Die einen verweisen auf Religionsfreiheit und kritisieren Diskriminierung. Für die anderen ist die islamische Kopfbedeckung ein rotes Tuch und obendrein ein Symbol der Unterdrückung und Frühsexualisierung von Mädchen. Schlüssige Argumente gibt es sowohl für als auch gegen ein Verbot des Hijab.
„Wir gehen jetzt hinüber auf einen Gang, wo mehr Klassen sind und schauen mal, was sich so in der Pause tut.“ An diesem Donnerstag, kurz vor neun Uhr, tut sich so einiges an der Franz Jonas Europaschule in Wien Floridsdorf. Christian Klar ist hier Direktor. Das merkt man auch an den Reaktionen der Kinder. Etwas eingeschüchtert wirken sie, aber zugleich auch sehr neugierig und aufgeweckt. Sofort bilden sie eine Traube um uns. Einige Mädchen tragen ein Kopftuch – aber bei weitem nicht alle.
Insgesamt 400 Schülerinnen und Schüler besuchen diese öffentliche Mittelschule. 90 Prozent davon hätten Migrationshintergrund, berichtet Christian Klar und schlägt vor: „Wir können auch in eine Klasse reinschauen.“ Dort, in einer 1. Klasse Mittelschule, tragen drei Mädchen Kopftuch – im Fachjargon: einen Hijab – zwei davon zusätzlich eine Abaja, also ein bodenlanges Überkleid.
Während wir weiter in Christian Klars Büro wandern, sagt er: Diese drei Mädchen wären von dem geplanten Verbot betroffen, denn „die waren ganz sicher unter 14 Jahre alt. Das Problem existiert und das Problem wird tatsächlich immer größer.“
Immer mehr junge Mädchen tragen es
Das meint auch die aktuelle Bundesregierung, bestehend aus ÖVP, SPÖ sowie Neos, und hat daher ein neues Regelwerk auf Schiene gebracht: „Bundesgesetz zur Stärkung der Selbstbestimmung von unmündigen Mädchen an Schulen mittels Einführung eines Kopftuchverbots“, lautet sein sperriger Titel. Gemäß diesem soll künftig gelten: ob dezent oder vollverhüllt – muslimischen Mädchen wird das Kopftuch an Schulen bis zum Alter von 14 Jahren untersagt sein. Laut Fahrplan der Dreierkoalition, wird das Verbot ab dem Schulstart im September 2026 sanktioniert – wobei Aufklärung vor Strafe stehen soll.

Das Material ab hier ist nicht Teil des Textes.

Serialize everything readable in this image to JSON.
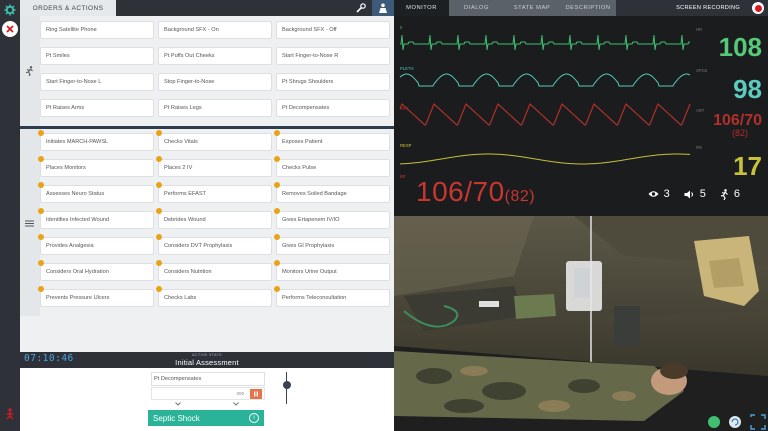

Zunächst würden die Eltern zu Gesprächen in die Schule und die Bildungsdirektion gebeten – erst wenn all das nicht fruchte, seien Geldbußen von bis zu 800 Euro vorgesehen, heißt es in einer schriftlichen Stellungnahme. Direkten Fragen der Journalistin wollten sich weder Integrationsministerin Claudia Plakolm noch Bildungsminister Christoph Wiederkehr stellen.

Christian Klar, Direktor einer Mittelschule in Wien-Floridsforf. © Christian Klar.
Christian Klar zeigt sich auskunftsfreudiger. Wobei „Freude“ eigentlich der falsche Begriff ist, denn der Schuldirektor ist vielmehr besorgt. Seine diesbezüglichen Gedanken hat er auch in seinem Buch „Was ist los in unseren Schulen?“ niedergeschrieben. Etwa die Hälfte seiner muslimischen Schülerinnen trage das Kopftuch – einige setzen es bereits im Alter von 10 Jahren auf, erzählt Klar. Sobald das Verbot kommt, müssten es wohl insgesamt 40 der unter 14-jährigen Mädchen ablegen, schätzt der Direktor für seine Mittelschule.